BenchmarkDotNet=v0.10.1, OS=Microsoft Windows NT 6.2.9200.0
Processor=Intel(R) Core(TM) i7-4820K CPU 3.70GHz, ProcessorCount=8
Frequency=3613273 Hz, Resolution=276.7574 ns, Timer=TSC
  [Host]     : Clr 4.0.30319.42000, 64bit RyuJIT-v4.6.1586.0
  DefaultJob : Clr 4.0.30319.42000, 64bit RyuJIT-v4.6.1586.0


                          Method | WithGc | Generation |        Mean |    StdDev |    Gen 0 |    Gen 1 |    Gen 2 | Allocated |
-------------------------------- |------- |----------- |------------ |---------- |--------- |--------- |--------- |---------- |
 SerializationClassWithPrimitive |  False |          0 |  48.1159 us | 0.1996 us |   4.4271 |        - |        - |   36.1 kB |
 SerializationClassWithPrimitive |  False |          1 |  48.1915 us | 0.1098 us |   4.2969 |        - |        - |   36.1 kB |
 SerializationClassWithPrimitive |  False |          2 |  48.6290 us | 0.1708 us |   4.3620 |        - |        - |   36.1 kB |
 SerializationClassWithPrimitive |   True |          0 |  82.3417 us | 0.3189 us | 997.5911 | 108.6751 |        - |  40.96 kB |
 SerializationClassWithPrimitive |   True |          1 |  98.9735 us | 0.2618 us | 995.4427 | 995.4427 |        - |  40.58 kB |
 SerializationClassWithPrimitive |   True |          2 | 328.3520 us | 0.9580 us | 991.1458 | 991.1458 | 991.1458 |  40.96 kB |

You can see that forcing GC nearly doubles the amount of time taken.

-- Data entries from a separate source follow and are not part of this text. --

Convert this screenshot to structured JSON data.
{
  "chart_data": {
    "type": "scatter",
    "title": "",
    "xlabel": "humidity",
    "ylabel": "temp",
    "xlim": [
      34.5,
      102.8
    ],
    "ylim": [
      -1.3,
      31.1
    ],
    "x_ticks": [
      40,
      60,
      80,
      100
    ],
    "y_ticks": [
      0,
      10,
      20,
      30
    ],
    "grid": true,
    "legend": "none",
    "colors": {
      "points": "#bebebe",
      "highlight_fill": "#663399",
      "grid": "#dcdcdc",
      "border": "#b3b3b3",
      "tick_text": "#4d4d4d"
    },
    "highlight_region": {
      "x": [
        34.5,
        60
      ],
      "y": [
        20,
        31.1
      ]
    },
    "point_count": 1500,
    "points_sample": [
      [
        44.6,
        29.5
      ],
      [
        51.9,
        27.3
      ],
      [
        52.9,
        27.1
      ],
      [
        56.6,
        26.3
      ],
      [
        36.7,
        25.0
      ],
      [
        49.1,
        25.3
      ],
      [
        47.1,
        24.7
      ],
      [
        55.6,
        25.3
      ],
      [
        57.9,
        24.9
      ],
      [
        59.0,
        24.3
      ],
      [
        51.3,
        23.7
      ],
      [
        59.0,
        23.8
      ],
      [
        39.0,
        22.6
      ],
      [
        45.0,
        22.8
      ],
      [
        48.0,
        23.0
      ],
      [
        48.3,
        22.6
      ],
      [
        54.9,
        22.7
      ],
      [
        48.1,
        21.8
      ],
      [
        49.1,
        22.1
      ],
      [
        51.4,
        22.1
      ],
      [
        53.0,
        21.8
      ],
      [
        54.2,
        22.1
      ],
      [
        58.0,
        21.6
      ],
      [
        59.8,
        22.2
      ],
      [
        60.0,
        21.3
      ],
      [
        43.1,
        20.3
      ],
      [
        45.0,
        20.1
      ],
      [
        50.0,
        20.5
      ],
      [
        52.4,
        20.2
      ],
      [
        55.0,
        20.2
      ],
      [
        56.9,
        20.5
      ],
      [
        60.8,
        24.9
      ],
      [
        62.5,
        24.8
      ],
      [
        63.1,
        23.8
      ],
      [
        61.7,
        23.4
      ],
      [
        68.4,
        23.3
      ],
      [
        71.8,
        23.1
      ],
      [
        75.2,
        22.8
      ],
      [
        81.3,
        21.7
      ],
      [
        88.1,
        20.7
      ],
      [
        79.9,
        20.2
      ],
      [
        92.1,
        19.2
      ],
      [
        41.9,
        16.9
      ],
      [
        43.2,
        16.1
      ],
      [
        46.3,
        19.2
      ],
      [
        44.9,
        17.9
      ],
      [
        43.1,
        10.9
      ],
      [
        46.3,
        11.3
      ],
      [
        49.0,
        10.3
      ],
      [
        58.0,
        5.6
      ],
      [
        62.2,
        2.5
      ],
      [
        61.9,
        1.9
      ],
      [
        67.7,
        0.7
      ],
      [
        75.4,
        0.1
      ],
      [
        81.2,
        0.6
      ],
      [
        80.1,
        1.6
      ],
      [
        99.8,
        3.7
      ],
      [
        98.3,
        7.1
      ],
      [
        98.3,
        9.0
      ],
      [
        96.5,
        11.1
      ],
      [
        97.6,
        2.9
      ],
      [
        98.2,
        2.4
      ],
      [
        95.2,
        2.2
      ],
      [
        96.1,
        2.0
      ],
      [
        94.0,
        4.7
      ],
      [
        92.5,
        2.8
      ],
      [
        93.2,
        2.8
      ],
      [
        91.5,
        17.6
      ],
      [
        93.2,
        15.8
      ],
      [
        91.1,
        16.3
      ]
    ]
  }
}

It would seem that if references were being held by WCT were being swept during execution, then the mean would reflect this accordingly (and does not).

Also of note, when I run this with Force = false (essentially uncommenting this line) these are the results I get:

                          Method | WithGc | Generation |        Mean |    StdDev |    Gen 0 |    Gen 1 |    Gen 2 | Allocated |
-------------------------------- |------- |----------- |------------ |---------- |--------- |--------- |--------- |---------- |
 SerializationClassWithPrimitive |  False |          0 |  48.3399 us | 0.1595 us |   4.3620 |        - |        - |   36.1 kB |
 SerializationClassWithPrimitive |  False |          1 |  48.6142 us | 0.1512 us |   4.3620 |        - |        - |   36.1 kB |
 SerializationClassWithPrimitive |  False |          2 |  48.5202 us | 0.1215 us |   4.4922 |        - |        - |   36.1 kB |
 SerializationClassWithPrimitive |   True |          0 |  80.7770 us | 0.1604 us | 997.4609 | 108.5449 |        - |  40.96 kB |
 SerializationClassWithPrimitive |   True |          1 |  98.8535 us | 0.3849 us | 995.3125 | 995.3125 |        - |  40.58 kB |
 SerializationClassWithPrimitive |   True |          2 | 334.0823 us | 0.6462 us | 990.8854 | 990.8854 | 990.8854 |  40.96 kB |

I am still learning to process the results here, but they look nearly identical. So I am curious if I am using this correctly or if perhaps we are running into a bug of some sort (or if I am simply misunderstanding something).

In any case, please note that I was able to further refine and optimize the code so that ~48us and ~55us are the current results of our tests, which is more than acceptable as in v1 code they were ~75us and ~100us respectively. So performance is no longer the driving factor here, but understanding is, if that makes sense. :)

Hey @adamsitnik never mind about this issue now. I finally figured out the issue: poor configuration (described in https://github.com/dotnet/BenchmarkDotNet/issues/363#issuecomment-282535089). Whew... problem(s!) solved. 馃憤

Since the original problem was solved, I close this issue.

Looks like this issue wasn't closed, so I will do that now. Thanks again for all your assistance in helping me understand your great product!